Live Audio Visualizer Plugin

An OBS-native audio visualizer plugin built in C++ with FFT-driven band analysis and multiple rendering modes for live production scenes.

C++OBS Plugin APICMakeFFT DSPReal-time Rendering
GitHub repository ↗

Role

Systems and graphics engineer

Timeline

2025 - Present

Organization

Open-source

Status

Released

Technical Context

OBS plugins are not a typical web development environment. Source plugins are expected to integrate directly with libobs interfaces, use C++ APIs, and respect OBS threading behavior for audio callbacks, source updates, and per-frame rendering. A visualizer plugin has to be responsive enough for live streaming while staying stable inside the compositor pipeline.

This project targets that exact constraint surface: capture audio from a selected OBS audio source, transform it into frequency-domain signal features, and render configurable graphics modes in real time as a custom OBS source.

Implementation

The core implementation attaches an audio capture callback to the selected source and writes mixed mono samples into a ring buffer. On render, the plugin pulls a window from that buffer, applies a Hann window, runs FFT magnitude analysis, and computes band values with log-style mapping and configurable frequency coverage.

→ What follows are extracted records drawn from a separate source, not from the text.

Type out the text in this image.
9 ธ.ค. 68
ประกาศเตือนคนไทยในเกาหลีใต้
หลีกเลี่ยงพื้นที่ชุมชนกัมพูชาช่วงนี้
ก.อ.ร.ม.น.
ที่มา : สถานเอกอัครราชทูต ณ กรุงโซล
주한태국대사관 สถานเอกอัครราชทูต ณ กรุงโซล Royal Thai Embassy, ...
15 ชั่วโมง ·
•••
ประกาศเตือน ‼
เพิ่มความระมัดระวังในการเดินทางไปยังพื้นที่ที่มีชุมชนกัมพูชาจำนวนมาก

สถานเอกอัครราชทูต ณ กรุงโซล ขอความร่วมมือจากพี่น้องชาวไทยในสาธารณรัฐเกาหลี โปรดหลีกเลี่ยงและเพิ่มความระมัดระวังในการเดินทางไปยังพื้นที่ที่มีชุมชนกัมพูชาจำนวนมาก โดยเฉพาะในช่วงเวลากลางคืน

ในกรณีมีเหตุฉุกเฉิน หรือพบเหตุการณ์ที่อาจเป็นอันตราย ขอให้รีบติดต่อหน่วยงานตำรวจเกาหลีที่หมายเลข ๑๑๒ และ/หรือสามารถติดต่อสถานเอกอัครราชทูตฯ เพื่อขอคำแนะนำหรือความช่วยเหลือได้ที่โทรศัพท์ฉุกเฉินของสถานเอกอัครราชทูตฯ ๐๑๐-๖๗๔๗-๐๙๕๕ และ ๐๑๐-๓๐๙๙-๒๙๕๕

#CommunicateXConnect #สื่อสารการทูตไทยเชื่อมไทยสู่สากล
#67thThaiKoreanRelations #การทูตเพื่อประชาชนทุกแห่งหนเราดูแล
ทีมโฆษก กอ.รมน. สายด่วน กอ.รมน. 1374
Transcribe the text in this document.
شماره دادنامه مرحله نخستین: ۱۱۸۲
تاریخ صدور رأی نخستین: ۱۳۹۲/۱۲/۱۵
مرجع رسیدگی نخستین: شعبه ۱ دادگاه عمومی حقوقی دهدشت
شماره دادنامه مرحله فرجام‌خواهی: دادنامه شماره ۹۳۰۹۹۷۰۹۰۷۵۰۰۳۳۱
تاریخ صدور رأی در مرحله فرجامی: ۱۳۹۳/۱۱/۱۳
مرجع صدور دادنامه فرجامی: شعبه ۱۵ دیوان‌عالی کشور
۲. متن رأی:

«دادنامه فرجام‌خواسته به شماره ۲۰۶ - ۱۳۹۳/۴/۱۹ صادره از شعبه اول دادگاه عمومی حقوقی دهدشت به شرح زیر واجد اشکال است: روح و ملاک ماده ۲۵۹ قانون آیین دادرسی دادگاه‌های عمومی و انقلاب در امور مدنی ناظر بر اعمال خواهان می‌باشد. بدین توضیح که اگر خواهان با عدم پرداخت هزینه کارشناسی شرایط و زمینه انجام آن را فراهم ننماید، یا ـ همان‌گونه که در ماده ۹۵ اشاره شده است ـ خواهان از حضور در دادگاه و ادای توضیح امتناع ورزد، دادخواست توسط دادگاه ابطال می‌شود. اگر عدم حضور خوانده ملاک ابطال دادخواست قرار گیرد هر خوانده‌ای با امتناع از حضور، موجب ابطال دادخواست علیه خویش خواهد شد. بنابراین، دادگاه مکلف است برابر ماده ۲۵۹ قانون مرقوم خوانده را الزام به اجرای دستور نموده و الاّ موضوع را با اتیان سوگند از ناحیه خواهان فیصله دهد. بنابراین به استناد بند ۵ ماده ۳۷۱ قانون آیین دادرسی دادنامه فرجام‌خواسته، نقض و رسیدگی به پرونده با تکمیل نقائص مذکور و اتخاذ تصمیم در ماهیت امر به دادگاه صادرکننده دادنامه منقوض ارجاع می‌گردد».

The current code supports bass-focused through full-spectrum views via selectable freq_range behavior.

Smoothing and peak decay are handled explicitly to reduce jitter while preserving movement. Visual parameters such as sensitivity, bar width, spacing, and shape are exposed through OBS properties. Rendering supports multiple display modes, including normal bars, mirrored center-out bars, and radial forms, with optional gradients and background color control.

All drawing occurs through OBS graphics APIs in the plugin render callback, which keeps the output native to OBS scene composition. Build and packaging are handled through CMake-based workflows and release automation for Windows artifacts, with platform-specific build instructions for macOS and Linux.

Challenges

One major challenge is balancing responsiveness with signal stability. Raw FFT output fluctuates frame to frame, so the plugin uses smoothing and peak logic to produce readable motion without introducing lag that would feel disconnected from the source audio.

Another challenge is plugin reliability in user environments. OBS users install plugins in different layouts, and locale/resource file placement matters. The project documentation and release process account for those details so non-technical users can install successfully without rebuilding from source.

A third challenge is mode diversity inside a single render path. Supporting vertical, mirrored, and radial output while keeping settings coherent required a rendering design that shares DSP state but branches cleanly on geometry. The result is a plugin that remains flexible for creators while still fitting OBS's strict plugin model.